House - indeterminate date, Cummer, Co. Galway
Co. Galway |
House
At Cummer in County Galway, a small rise in grassland marks the site of a structure that has almost entirely retreated from the world.
What little is known about it comes not from anything a visitor could see on the ground, but from a photograph taken from the air, decades after the last ground-level evidence had vanished.

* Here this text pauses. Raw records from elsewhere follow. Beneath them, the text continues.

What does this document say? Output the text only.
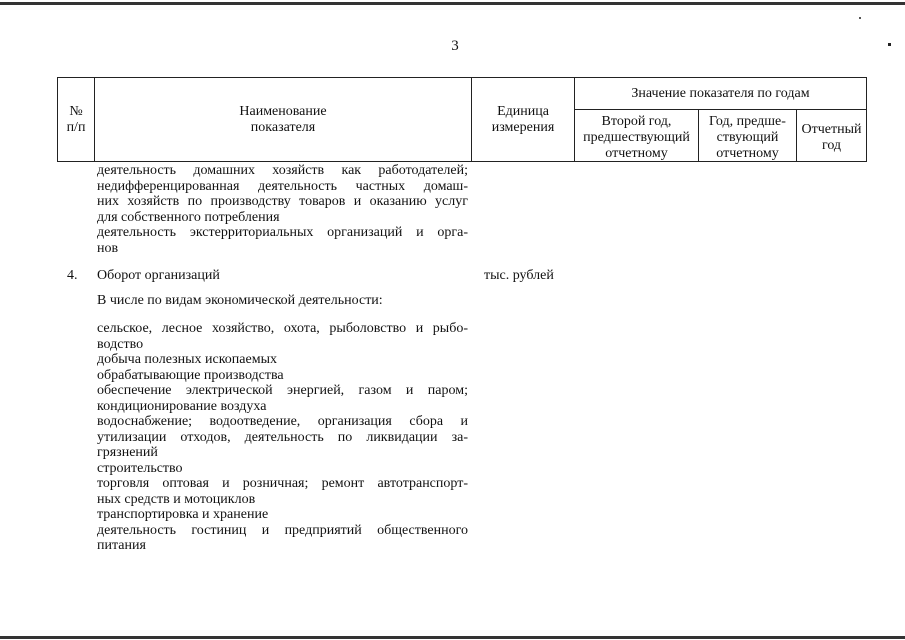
3
№
п/п
Наименование
показателя
Единица
измерения
Значение показателя по годам
Второй год,
предшествующий
отчетному
Год, предше-
ствующий
отчетному
Отчетный
год
деятельность домашних хозяйств как работодателей;
недифференцированная деятельность частных домаш-
них хозяйств по производству товаров и оказанию услуг
для собственного потребления
деятельность экстерриториальных организаций и орга-
нов
4. Оборот организаций	тыс. рублей
В числе по видам экономической деятельности:
сельское, лесное хозяйство, охота, рыболовство и рыбо-
водство
добыча полезных ископаемых
обрабатывающие производства
обеспечение электрической энергией, газом и паром;
кондиционирование воздуха
водоснабжение; водоотведение, организация сбора и
утилизации отходов, деятельность по ликвидации за-
грязнений
строительство
торговля оптовая и розничная; ремонт автотранспорт-
ных средств и мотоциклов
транспортировка и хранение
деятельность гостиниц и предприятий общественного
питания
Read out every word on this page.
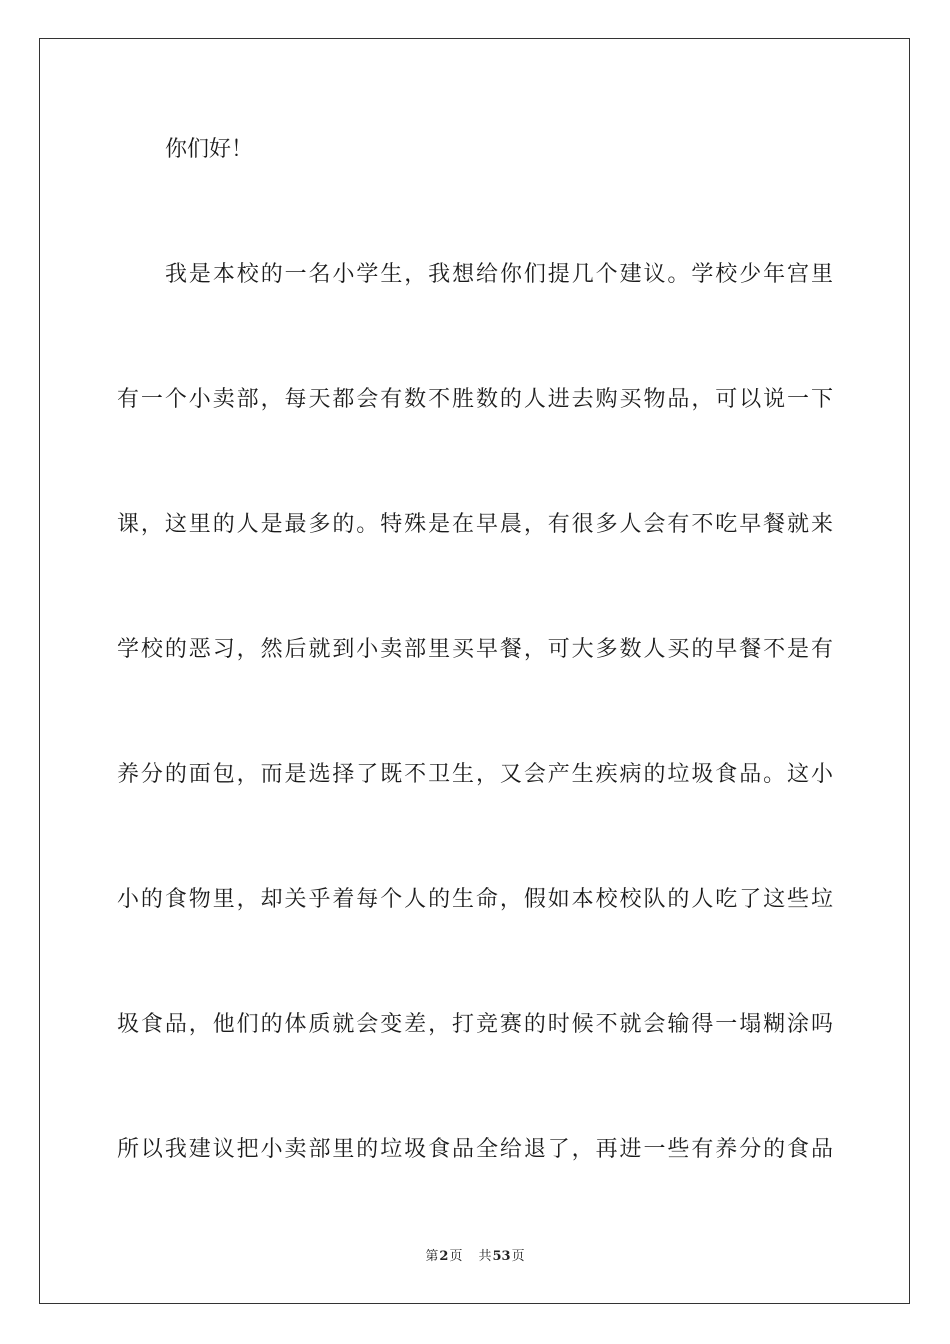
你们好！
我是本校的一名小学生，我想给你们提几个建议。学校少年宫里
有一个小卖部，每天都会有数不胜数的人进去购买物品，可以说一下
课，这里的人是最多的。特殊是在早晨，有很多人会有不吃早餐就来
学校的恶习，然后就到小卖部里买早餐，可大多数人买的早餐不是有
养分的面包，而是选择了既不卫生，又会产生疾病的垃圾食品。这小
小的食物里，却关乎着每个人的生命，假如本校校队的人吃了这些垃
圾食品，他们的体质就会变差，打竞赛的时候不就会输得一塌糊涂吗
所以我建议把小卖部里的垃圾食品全给退了，再进一些有养分的食品
第2页 共53页
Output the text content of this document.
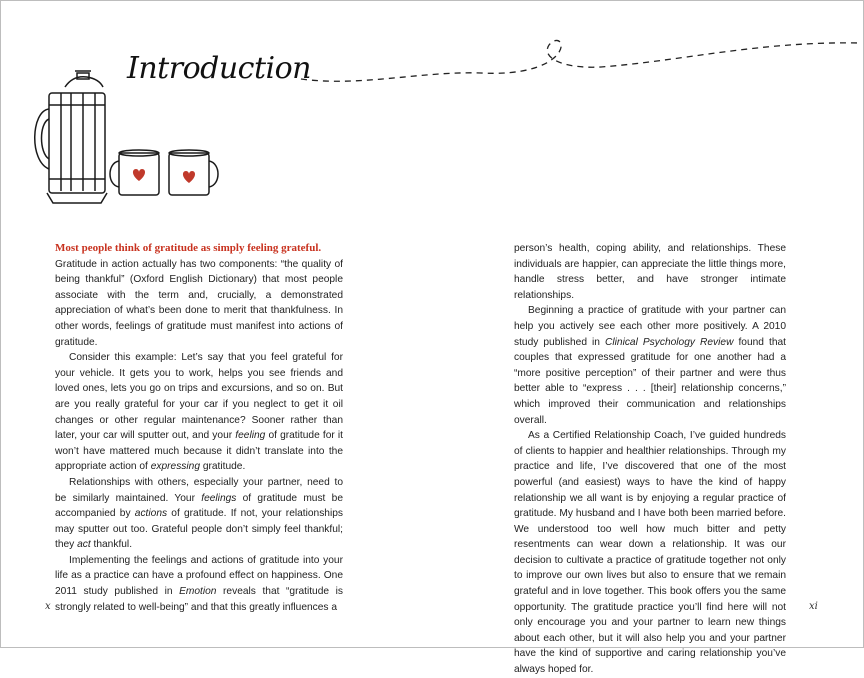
Introduction

Most people think of gratitude as simply feeling grateful.
Gratitude in action actually has two components: “the quality of being thankful” (Oxford English Dictionary) that most people associate with the term and, crucially, a demonstrated appreciation of what’s been done to merit that thankfulness. In other words, feelings of gratitude must manifest into actions of gratitude.

Consider this example: Let’s say that you feel grateful for your vehicle. It gets you to work, helps you see friends and loved ones, lets you go on trips and excursions, and so on. But are you really grateful for your car if you neglect to get it oil changes or other regular maintenance? Sooner rather than later, your car will sputter out, and your feeling of gratitude for it won’t have mattered much because it didn’t translate into the appropriate action of expressing gratitude.

Relationships with others, especially your partner, need to be similarly maintained. Your feelings of gratitude must be accompanied by actions of gratitude. If not, your relationships may sputter out too. Grateful people don’t simply feel thankful; they act thankful.

Implementing the feelings and actions of gratitude into your life as a practice can have a profound effect on happiness. One 2011 study published in Emotion reveals that “gratitude is strongly related to well-being” and that this greatly influences a

person’s health, coping ability, and relationships. These individuals are happier, can appreciate the little things more, handle stress better, and have stronger intimate relationships.

Beginning a practice of gratitude with your partner can help you actively see each other more positively. A 2010 study published in Clinical Psychology Review found that couples that expressed gratitude for one another had a “more positive perception” of their partner and were thus better able to “express . . . [their] relationship concerns,” which improved their communication and relationships overall.

As a Certified Relationship Coach, I’ve guided hundreds of clients to happier and healthier relationships. Through my practice and life, I’ve discovered that one of the most powerful (and easiest) ways to have the kind of happy relationship we all want is by enjoying a regular practice of gratitude. My husband and I have both been married before. We understood too well how much bitter and petty resentments can wear down a relationship. It was our decision to cultivate a practice of gratitude together not only to improve our own lives but also to ensure that we remain grateful and in love together. This book offers you the same opportunity. The gratitude practice you’ll find here will not only encourage you and your partner to learn new things about each other, but it will also help you and your partner have the kind of supportive and caring relationship you’ve always hoped for.

x	xi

The Ordnance Survey's third edition six-inch map, published in 1933, recorded the feature as a small circular mound roughly ten metres in diameter. That might have been the end of it, filed away as an earthwork of uncertain character. Then, in July 1970, aerial reconnaissance carried out under the Cambridge University Committee for Aerial Photography, reference CUCAP BDN 81, resolved the shape more clearly: a circular feature defined by a double-faced stone wall, the two outer skins of a wall with a rubble or earth fill between them, a construction method associated with domestic and enclosure architecture throughout early medieval Ireland. The tentative identification is that of a house, though the date remains entirely unknown. No visible surface trace survives today. Roughly fifty metres to the south-west lies a ringfort, GA057-134, one of the ring-shaped enclosed farmsteads that were the standard rural settlement form in Ireland from roughly the fifth to the twelfth centuries. Whether the two features are related in date or use is unrecorded, but their proximity on that quiet rise is suggestive of a landscape that was once, in some form, inhabited and organised.